How to improve your sleep

One of the popular beliefs is that you have enough time to sleep when you are dead. I have to admit that until recently I did not pay attention to my sleep. But over the last year I taught a wellness class for my resident physicians and sleep is an essential part of a healthy living. I felt I had to read more about sleep. One book that I really enjoyed was: “Why We Sleep: Unlocking the Power of Sleep and Dreams” by Matthew Walker.

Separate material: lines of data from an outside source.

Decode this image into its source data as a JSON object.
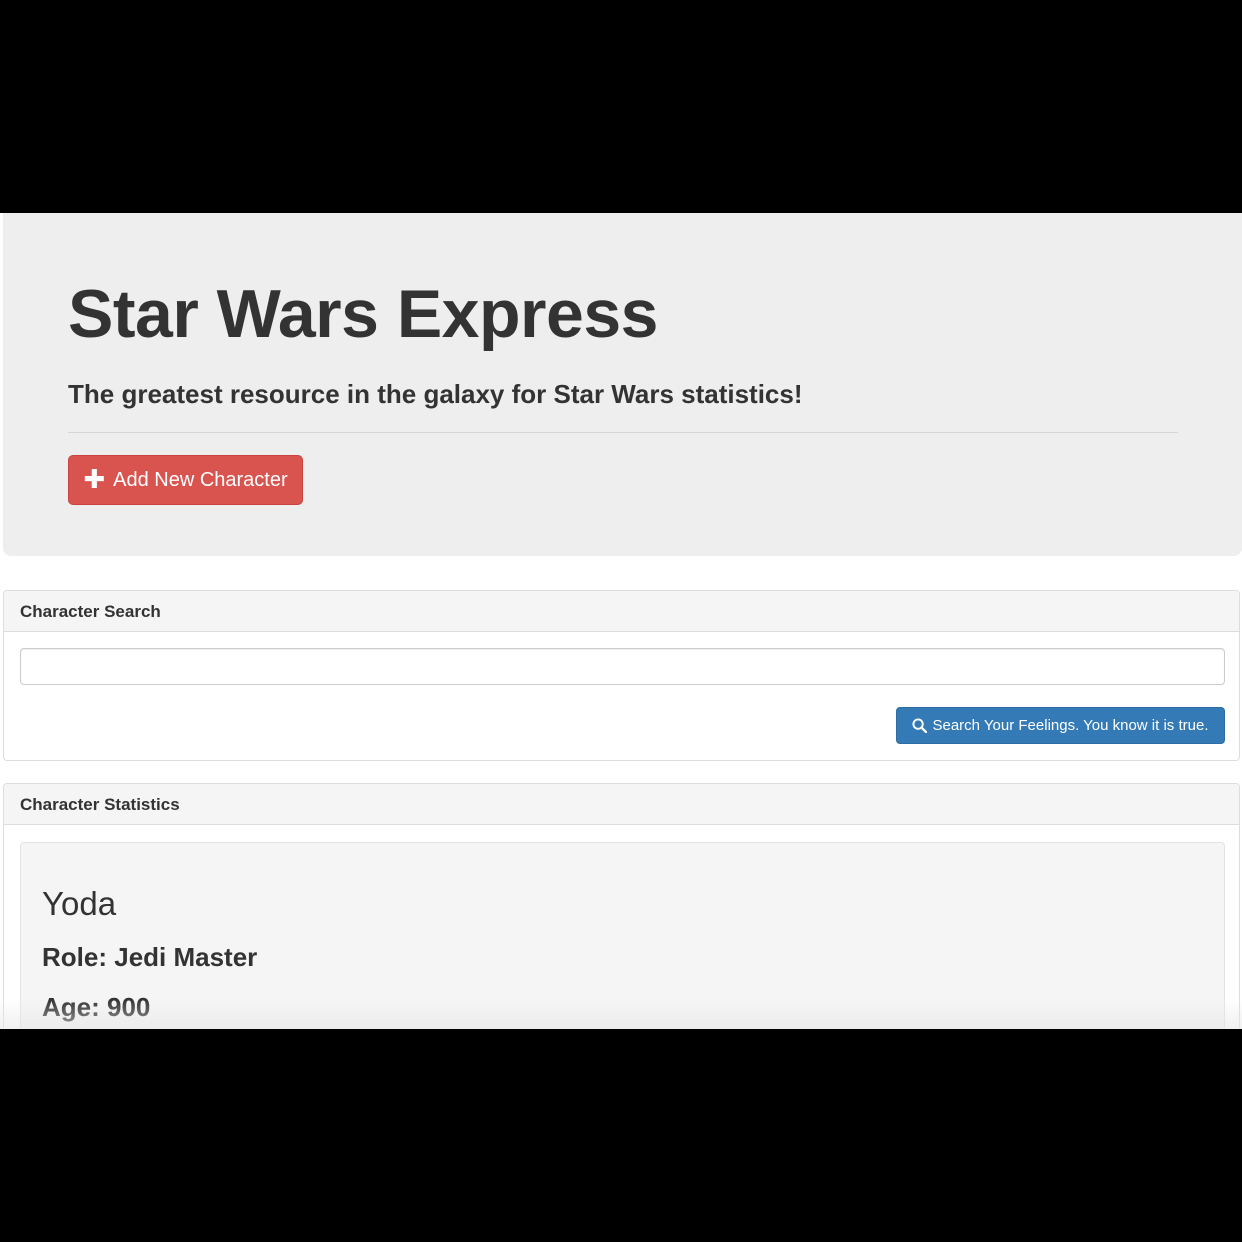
{
  "jumbotron": {
    "title": "Star Wars Express",
    "subtitle": "The greatest resource in the galaxy for Star Wars statistics!",
    "add_button_label": "Add New Character",
    "add_button_icon": "plus-icon"
  },
  "search_panel": {
    "heading": "Character Search",
    "input_value": "",
    "input_placeholder": "",
    "button_label": "Search Your Feelings. You know it is true.",
    "button_icon": "search-icon"
  },
  "stats_panel": {
    "heading": "Character Statistics",
    "character": {
      "name": "Yoda",
      "role_label": "Role:",
      "role_value": "Jedi Master",
      "age_label": "Age:",
      "age_value": "900"
    }
  },
  "colors": {
    "danger": "#d9534f",
    "primary": "#337ab7",
    "jumbotron_bg": "#eeeeee",
    "panel_heading_bg": "#f5f5f5"
  }
}
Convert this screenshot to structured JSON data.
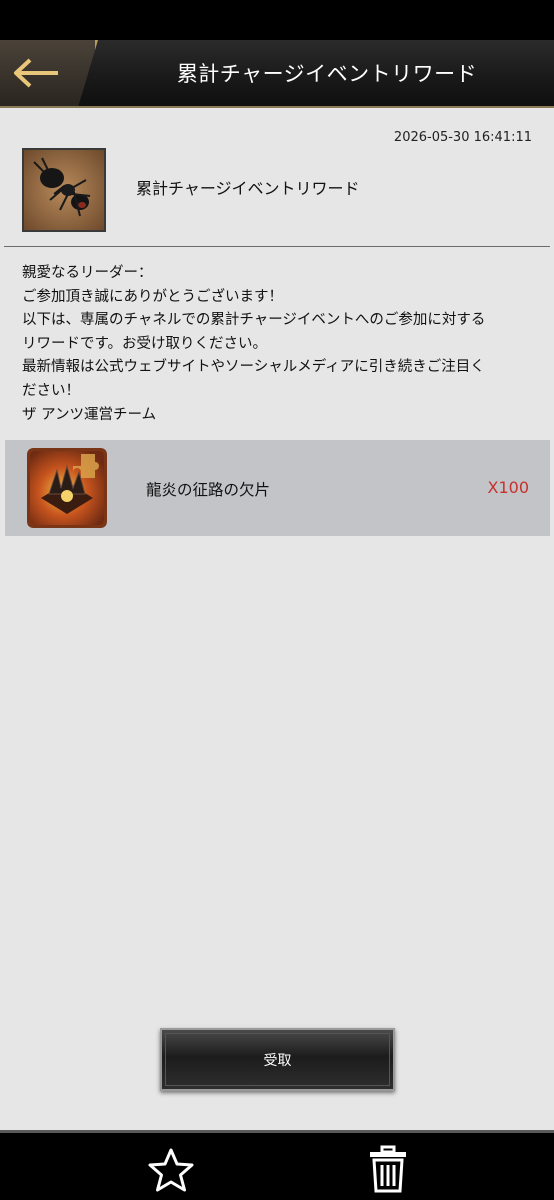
{
  "header": {
    "title": "累計チャージイベントリワード",
    "back_icon": "arrow-left-icon"
  },
  "mail": {
    "timestamp": "2026-05-30 16:41:11",
    "sender_icon": "ant-icon",
    "sender_name": "累計チャージイベントリワード",
    "body_lines": [
      "親愛なるリーダー：",
      "ご参加頂き誠にありがとうございます！",
      "以下は、専属のチャネルでの累計チャージイベントへのご参加に対する",
      "リワードです。お受け取りください。",
      "最新情報は公式ウェブサイトやソーシャルメディアに引き続きご注目く",
      "ださい！",
      "ザ アンツ運営チーム"
    ]
  },
  "reward": {
    "icon": "puzzle-piece-icon",
    "name": "龍炎の征路の欠片",
    "quantity": "X100",
    "quantity_color": "#c7312c"
  },
  "actions": {
    "claim_label": "受取",
    "favorite_icon": "star-icon",
    "delete_icon": "trash-icon"
  }
}
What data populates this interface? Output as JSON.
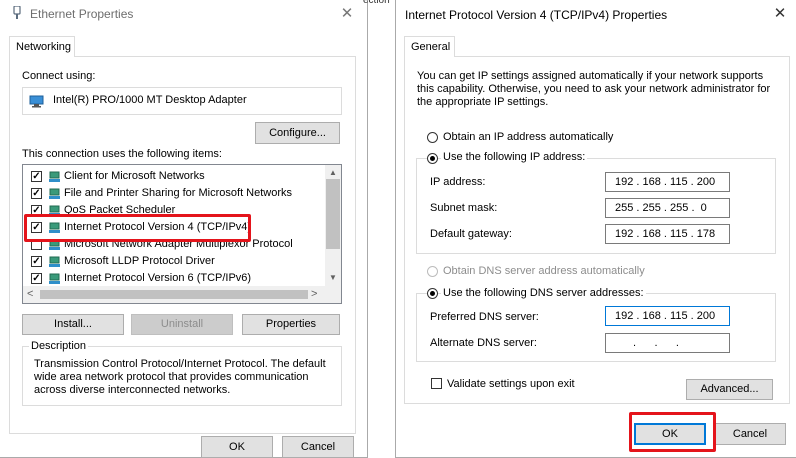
{
  "left": {
    "title": "Ethernet Properties",
    "tab": "Networking",
    "connect_using_label": "Connect using:",
    "adapter": "Intel(R) PRO/1000 MT Desktop Adapter",
    "configure_btn": "Configure...",
    "items_label": "This connection uses the following items:",
    "items": [
      {
        "label": "Client for Microsoft Networks",
        "checked": true
      },
      {
        "label": "File and Printer Sharing for Microsoft Networks",
        "checked": true
      },
      {
        "label": "QoS Packet Scheduler",
        "checked": true
      },
      {
        "label": "Internet Protocol Version 4 (TCP/IPv4)",
        "checked": true
      },
      {
        "label": "Microsoft Network Adapter Multiplexor Protocol",
        "checked": false
      },
      {
        "label": "Microsoft LLDP Protocol Driver",
        "checked": true
      },
      {
        "label": "Internet Protocol Version 6 (TCP/IPv6)",
        "checked": true
      }
    ],
    "install_btn": "Install...",
    "uninstall_btn": "Uninstall",
    "properties_btn": "Properties",
    "description_legend": "Description",
    "description_text": "Transmission Control Protocol/Internet Protocol. The default wide area network protocol that provides communication across diverse interconnected networks.",
    "ok_btn": "OK",
    "cancel_btn": "Cancel"
  },
  "right": {
    "title": "Internet Protocol Version 4 (TCP/IPv4) Properties",
    "tab": "General",
    "intro": "You can get IP settings assigned automatically if your network supports this capability. Otherwise, you need to ask your network administrator for the appropriate IP settings.",
    "obtain_ip_auto": "Obtain an IP address automatically",
    "use_following_ip": "Use the following IP address:",
    "ip_address_label": "IP address:",
    "ip_address": "192 . 168 . 115 . 200",
    "subnet_label": "Subnet mask:",
    "subnet": "255 . 255 . 255 .  0",
    "gateway_label": "Default gateway:",
    "gateway": "192 . 168 . 115 . 178",
    "obtain_dns_auto": "Obtain DNS server address automatically",
    "use_following_dns": "Use the following DNS server addresses:",
    "preferred_dns_label": "Preferred DNS server:",
    "preferred_dns": "192 . 168 . 115 . 200",
    "alternate_dns_label": "Alternate DNS server:",
    "alternate_dns": " .      .      .  ",
    "validate_label": "Validate settings upon exit",
    "advanced_btn": "Advanced...",
    "ok_btn": "OK",
    "cancel_btn": "Cancel"
  },
  "colors": {
    "highlight": "#e4141b",
    "accent": "#0078d7"
  }
}
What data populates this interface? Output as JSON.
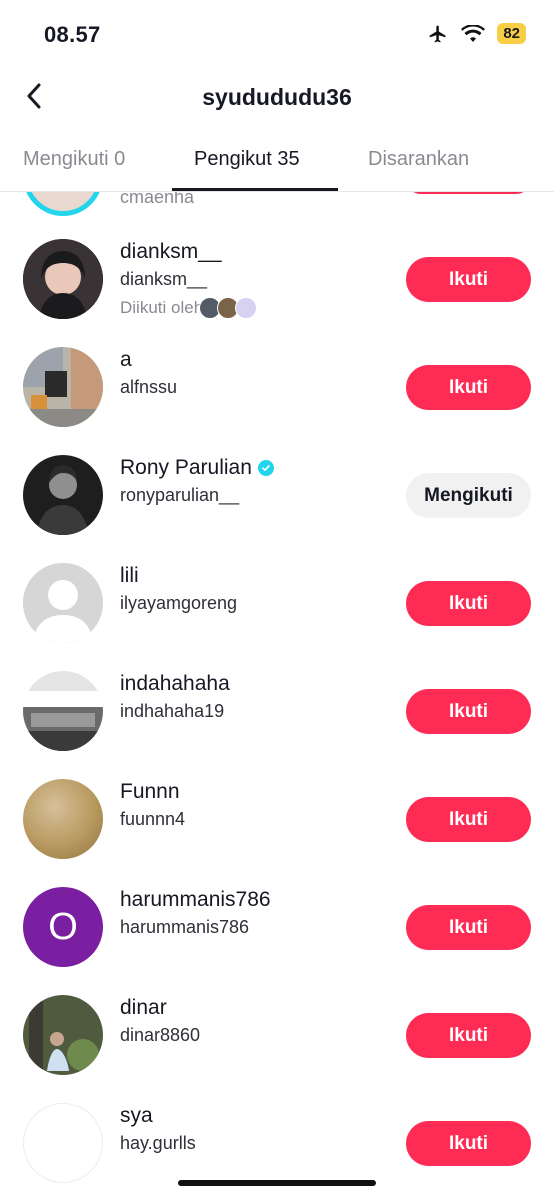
{
  "status_bar": {
    "time": "08.57",
    "battery": "82"
  },
  "header": {
    "title": "syudududu36",
    "back_icon": "chevron-left-icon"
  },
  "tabs": [
    {
      "label": "Mengikuti 0",
      "active": false
    },
    {
      "label": "Pengikut 35",
      "active": true
    },
    {
      "label": "Disarankan",
      "active": false
    }
  ],
  "partial_row": {
    "handle": "cmaenha"
  },
  "rows": [
    {
      "name": "dianksm__",
      "handle": "dianksm__",
      "mutual": "Diikuti oleh",
      "button": "Ikuti"
    },
    {
      "name": "a",
      "handle": "alfnssu",
      "button": "Ikuti"
    },
    {
      "name": "Rony Parulian",
      "handle": "ronyparulian__",
      "verified": true,
      "button": "Mengikuti"
    },
    {
      "name": "lili",
      "handle": "ilyayamgoreng",
      "button": "Ikuti"
    },
    {
      "name": "indahahaha",
      "handle": "indhahaha19",
      "button": "Ikuti"
    },
    {
      "name": "Funnn",
      "handle": "fuunnn4",
      "button": "Ikuti"
    },
    {
      "name": "harummanis786",
      "handle": "harummanis786",
      "avatar_letter": "O",
      "button": "Ikuti"
    },
    {
      "name": "dinar",
      "handle": "dinar8860",
      "button": "Ikuti"
    },
    {
      "name": "sya",
      "handle": "hay.gurlls",
      "button": "Ikuti"
    }
  ],
  "colors": {
    "accent": "#fe2c55",
    "following_bg": "#f1f1f2",
    "verified": "#20d5ec",
    "avatar_purple": "#7b1fa2"
  }
}
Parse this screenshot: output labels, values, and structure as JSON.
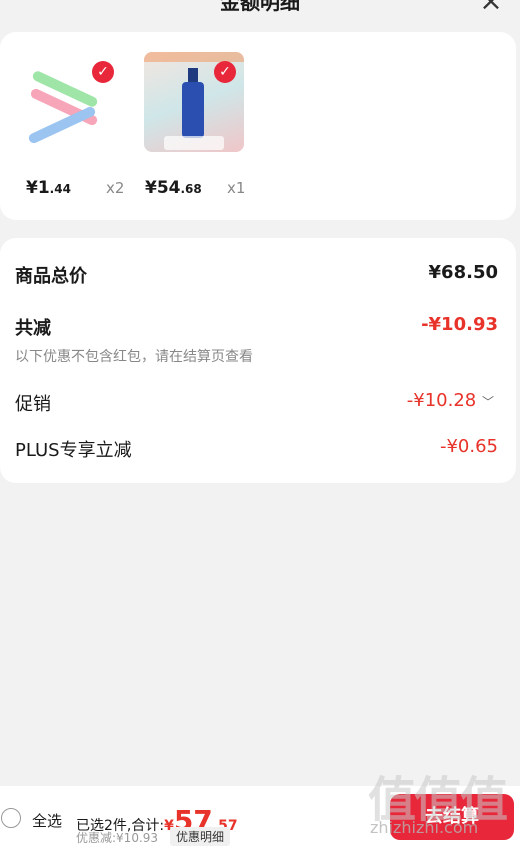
{
  "header": {
    "title": "金额明细",
    "close_icon": "×"
  },
  "products": [
    {
      "price_int": "¥1",
      "price_dec": ".44",
      "qty": "x2"
    },
    {
      "price_int": "¥54",
      "price_dec": ".68",
      "qty": "x1"
    }
  ],
  "summary": {
    "total_label": "商品总价",
    "total_value": "¥68.50",
    "reduce_label": "共减",
    "reduce_value": "-¥10.93",
    "note": "以下优惠不包含红包，请在结算页查看",
    "promo_label": "促销",
    "promo_value": "-¥10.28",
    "plus_label": "PLUS专享立减",
    "plus_value": "-¥0.65"
  },
  "bottom": {
    "select_all": "全选",
    "selected_text": "已选2件,合计:",
    "currency": "¥",
    "total_int": "57",
    "total_dec": ".57",
    "discount": "优惠减:¥10.93",
    "detail": "优惠明细",
    "checkout": "去结算"
  },
  "colors": {
    "accent": "#e8273a",
    "price_red": "#e8332a"
  },
  "watermark": {
    "mark": "值值值",
    "url": "zhizhizhi.com"
  }
}
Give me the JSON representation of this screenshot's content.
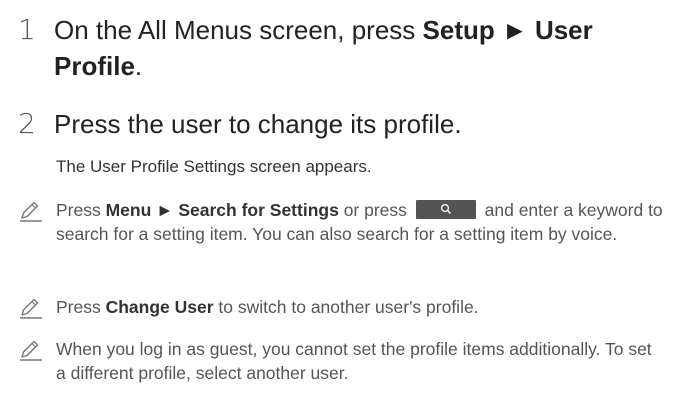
{
  "steps": [
    {
      "number": "1",
      "text_before": "On the All Menus screen, press ",
      "bold1": "Setup",
      "arrow": " ► ",
      "bold2": "User Profile",
      "text_after": "."
    },
    {
      "number": "2",
      "text": "Press the user to change its profile."
    }
  ],
  "step2_result": "The User Profile Settings screen appears.",
  "notes": [
    {
      "pre": "Press ",
      "b1": "Menu",
      "arrow": " ► ",
      "b2": "Search for Settings",
      "mid": " or press ",
      "icon": "search-icon",
      "post": " and enter a keyword to search for a setting item. You can also search for a setting item by voice."
    },
    {
      "pre": "Press ",
      "b1": "Change User",
      "post": " to switch to another user's profile."
    },
    {
      "text": "When you log in as guest, you cannot set the profile items additionally. To set a different profile, select another user."
    }
  ],
  "colors": {
    "search_button_bg": "#545454",
    "note_icon": "#777777"
  }
}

Matthew Walker makes a great case for sleep. Sleep is pretty much the Swiss army knife for health and it is free. Poor sleep has been correlated in studies with all the diseases you can imagine from heart disease, obesity, diabetes, degenerative brain diseases (Alzheimer’s) to cancer. The obesity connection is really interesting. Humans are the only animal who voluntarily deprives itself of sleep. The other animals decrease sleep only when they don’t have enough food. This connection sleep/food is likely preserved in us. When we don’t get enough sleep our brains/bodies are guessing that we are food deprived and we feel like eating a lot of food high in calories (junk food).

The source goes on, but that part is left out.